Bures, Suffolk. Residents protesting about a housing development on Cuckoo Hill. Pictured are Carol Walters and Clare Frewin. Picture: Mark Bullimore Photography. (42741517)
Bures, Suffolk. Residents protesting about a housing development on Cuckoo Hill. Pictured are Carol Walters and Clare Frewin. Picture: Mark Bullimore Photography. (42741517)

Developer Stemar is appealing the enforcement orders in an effort to keep the entire development standing.

A site visit with the planning inspector and interested parties took place on Tuesday, when villagers sought to demonstrate their concerns about the harm caused to neighbouring properties and the Bures conservation area.

Bures St Mary Parish Council chairman Gill Jackson said Stemar had made “no attempt” to collaborate with the council after acquiring the site in 2017.

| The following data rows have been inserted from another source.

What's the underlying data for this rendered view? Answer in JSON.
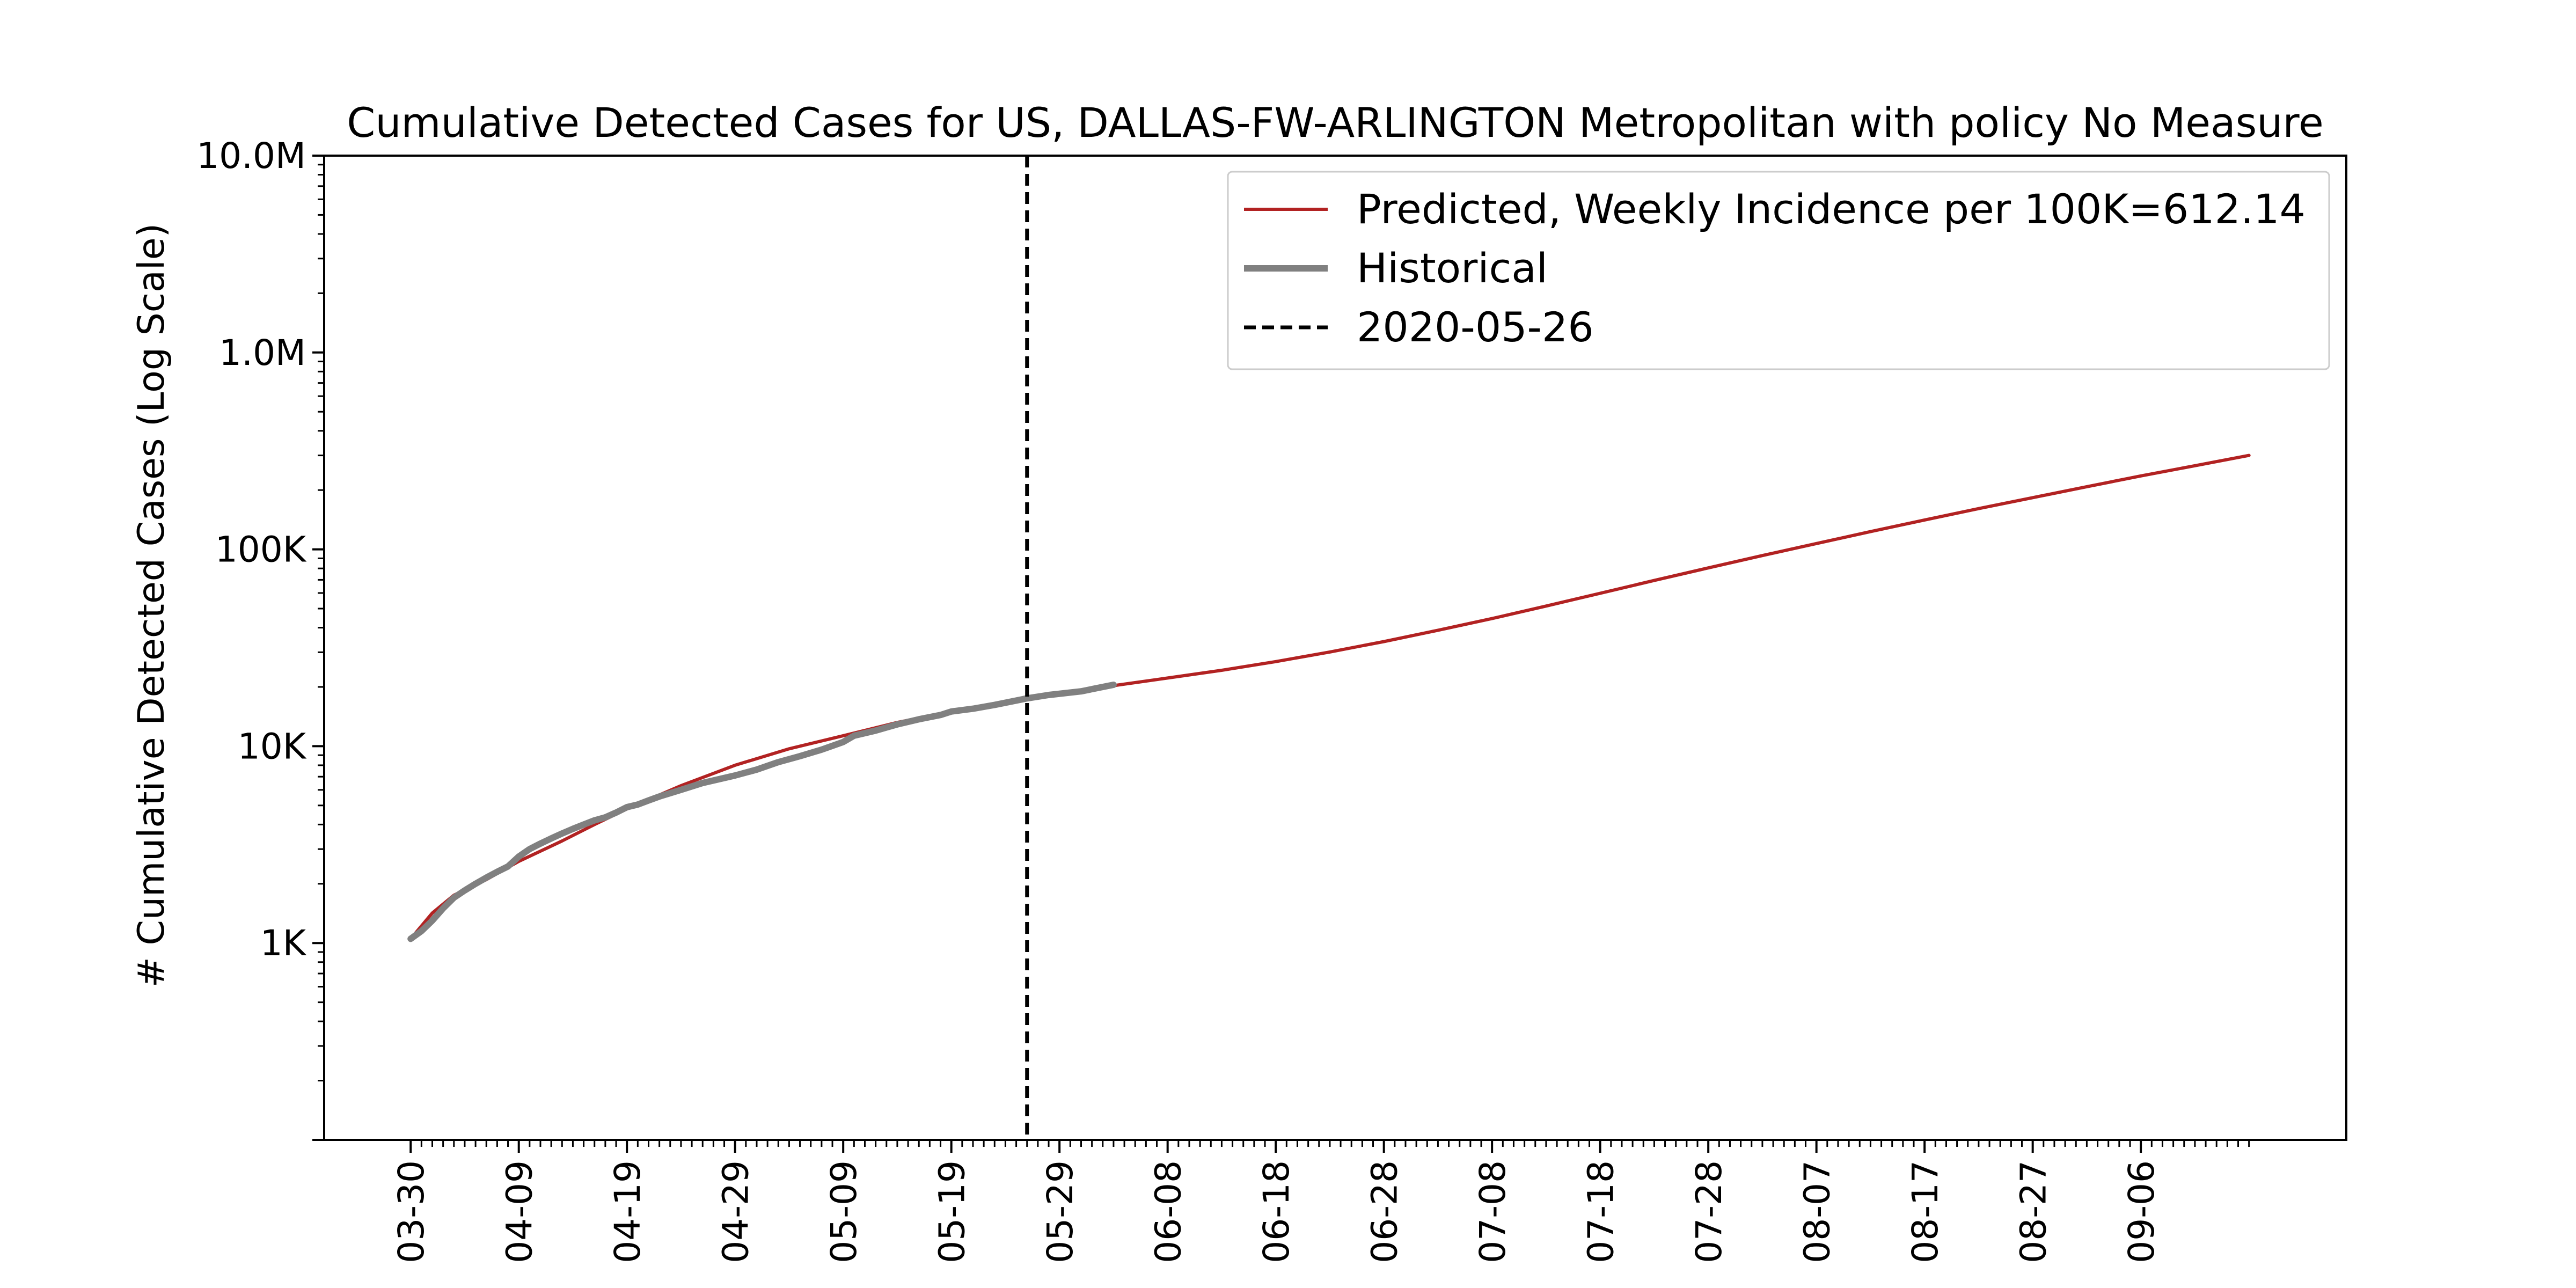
{
  "colors": {
    "predicted": "#b22222",
    "historical": "#808080",
    "marker": "#000000",
    "axes": "#000000",
    "background": "#ffffff"
  },
  "chart_data": {
    "type": "line",
    "title": "Cumulative Detected Cases for US, DALLAS-FW-ARLINGTON Metropolitan with policy No Measure",
    "xlabel": "",
    "ylabel": "# Cumulative Detected Cases (Log Scale)",
    "y_scale": "log",
    "ylim": [
      100,
      10000000
    ],
    "xlim": [
      "2020-03-22",
      "2020-09-25"
    ],
    "y_ticks": [
      {
        "value": 1000,
        "label": "1K"
      },
      {
        "value": 10000,
        "label": "10K"
      },
      {
        "value": 100000,
        "label": "100K"
      },
      {
        "value": 1000000,
        "label": "1.0M"
      },
      {
        "value": 10000000,
        "label": "10.0M"
      }
    ],
    "x_ticks": [
      {
        "date": "2020-03-30",
        "label": "03-30"
      },
      {
        "date": "2020-04-09",
        "label": "04-09"
      },
      {
        "date": "2020-04-19",
        "label": "04-19"
      },
      {
        "date": "2020-04-29",
        "label": "04-29"
      },
      {
        "date": "2020-05-09",
        "label": "05-09"
      },
      {
        "date": "2020-05-19",
        "label": "05-19"
      },
      {
        "date": "2020-05-29",
        "label": "05-29"
      },
      {
        "date": "2020-06-08",
        "label": "06-08"
      },
      {
        "date": "2020-06-18",
        "label": "06-18"
      },
      {
        "date": "2020-06-28",
        "label": "06-28"
      },
      {
        "date": "2020-07-08",
        "label": "07-08"
      },
      {
        "date": "2020-07-18",
        "label": "07-18"
      },
      {
        "date": "2020-07-28",
        "label": "07-28"
      },
      {
        "date": "2020-08-07",
        "label": "08-07"
      },
      {
        "date": "2020-08-17",
        "label": "08-17"
      },
      {
        "date": "2020-08-27",
        "label": "08-27"
      },
      {
        "date": "2020-09-06",
        "label": "09-06"
      }
    ],
    "minor_tick_range": [
      "2020-03-30",
      "2020-09-16"
    ],
    "vline": {
      "date": "2020-05-26",
      "label": "2020-05-26"
    },
    "legend": {
      "position": "top-right"
    },
    "series": [
      {
        "name": "Predicted, Weekly Incidence per 100K=612.14",
        "style": "solid-thin",
        "points": [
          [
            "2020-03-30",
            1050
          ],
          [
            "2020-04-01",
            1420
          ],
          [
            "2020-04-03",
            1750
          ],
          [
            "2020-04-06",
            2100
          ],
          [
            "2020-04-09",
            2600
          ],
          [
            "2020-04-13",
            3300
          ],
          [
            "2020-04-16",
            4000
          ],
          [
            "2020-04-19",
            4800
          ],
          [
            "2020-04-24",
            6300
          ],
          [
            "2020-04-29",
            8000
          ],
          [
            "2020-05-04",
            9700
          ],
          [
            "2020-05-09",
            11300
          ],
          [
            "2020-05-14",
            13200
          ],
          [
            "2020-05-19",
            15000
          ],
          [
            "2020-05-24",
            16800
          ],
          [
            "2020-05-29",
            18500
          ],
          [
            "2020-06-03",
            20300
          ],
          [
            "2020-06-08",
            22200
          ],
          [
            "2020-06-13",
            24300
          ],
          [
            "2020-06-18",
            26900
          ],
          [
            "2020-06-23",
            30100
          ],
          [
            "2020-06-28",
            34000
          ],
          [
            "2020-07-03",
            38800
          ],
          [
            "2020-07-08",
            44500
          ],
          [
            "2020-07-13",
            51500
          ],
          [
            "2020-07-18",
            59800
          ],
          [
            "2020-07-23",
            69500
          ],
          [
            "2020-07-28",
            80500
          ],
          [
            "2020-08-02",
            93000
          ],
          [
            "2020-08-07",
            107000
          ],
          [
            "2020-08-12",
            123000
          ],
          [
            "2020-08-17",
            141000
          ],
          [
            "2020-08-22",
            161000
          ],
          [
            "2020-08-27",
            183000
          ],
          [
            "2020-09-01",
            208000
          ],
          [
            "2020-09-06",
            236000
          ],
          [
            "2020-09-11",
            266000
          ],
          [
            "2020-09-16",
            300000
          ]
        ]
      },
      {
        "name": "Historical",
        "style": "solid-thick",
        "points": [
          [
            "2020-03-30",
            1050
          ],
          [
            "2020-03-31",
            1150
          ],
          [
            "2020-04-01",
            1300
          ],
          [
            "2020-04-02",
            1500
          ],
          [
            "2020-04-03",
            1700
          ],
          [
            "2020-04-04",
            1850
          ],
          [
            "2020-04-05",
            2000
          ],
          [
            "2020-04-06",
            2150
          ],
          [
            "2020-04-07",
            2300
          ],
          [
            "2020-04-08",
            2450
          ],
          [
            "2020-04-09",
            2750
          ],
          [
            "2020-04-10",
            3000
          ],
          [
            "2020-04-11",
            3200
          ],
          [
            "2020-04-12",
            3400
          ],
          [
            "2020-04-13",
            3600
          ],
          [
            "2020-04-14",
            3800
          ],
          [
            "2020-04-15",
            4000
          ],
          [
            "2020-04-16",
            4200
          ],
          [
            "2020-04-17",
            4350
          ],
          [
            "2020-04-18",
            4600
          ],
          [
            "2020-04-19",
            4900
          ],
          [
            "2020-04-20",
            5050
          ],
          [
            "2020-04-21",
            5300
          ],
          [
            "2020-04-22",
            5550
          ],
          [
            "2020-04-24",
            6000
          ],
          [
            "2020-04-26",
            6500
          ],
          [
            "2020-04-29",
            7100
          ],
          [
            "2020-05-01",
            7600
          ],
          [
            "2020-05-03",
            8300
          ],
          [
            "2020-05-05",
            8900
          ],
          [
            "2020-05-07",
            9600
          ],
          [
            "2020-05-09",
            10500
          ],
          [
            "2020-05-10",
            11300
          ],
          [
            "2020-05-12",
            12000
          ],
          [
            "2020-05-14",
            12900
          ],
          [
            "2020-05-16",
            13700
          ],
          [
            "2020-05-18",
            14400
          ],
          [
            "2020-05-19",
            15000
          ],
          [
            "2020-05-21",
            15500
          ],
          [
            "2020-05-23",
            16200
          ],
          [
            "2020-05-26",
            17500
          ],
          [
            "2020-05-28",
            18200
          ],
          [
            "2020-05-31",
            19000
          ],
          [
            "2020-06-03",
            20500
          ]
        ]
      }
    ]
  }
}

“Had they chosen to work with us, I think they would have a very different view of Bures and we would not be here today,” she told the inquiry. “Stemar has shown blatant disregard for the enforcement orders. Work has carried on through the Covid-19 period, when many builders chose to stop non-essential work.

“It’s clear to anyone who visits the site that plots five and six have a detrimental affect on neighbouring properties. There has been no attempt to enhance the setting.

“The sorry history of this planning debacle has damaged the lives of residents and any confidence in the planning authority’s ability to control developers who don’t build to plan.”

During the hearing, Kevin Leigh, representing Stemar, claimed the differences in the homes’ height were within an acceptable tolerance, adding that it was normal for builders to have a “reasonable latitude” to achieve a level development when on a sloped site, as is the case with Cuckoo Hill.

But Simon Bailey, Babergh’s senior planning enforcement officer, told the inquiry the increase in ground levels on the site, as well as the overall dimensions of the homes, took plots five and six outside of the original planning permission.

The inquiry is set to resume on Tuesday.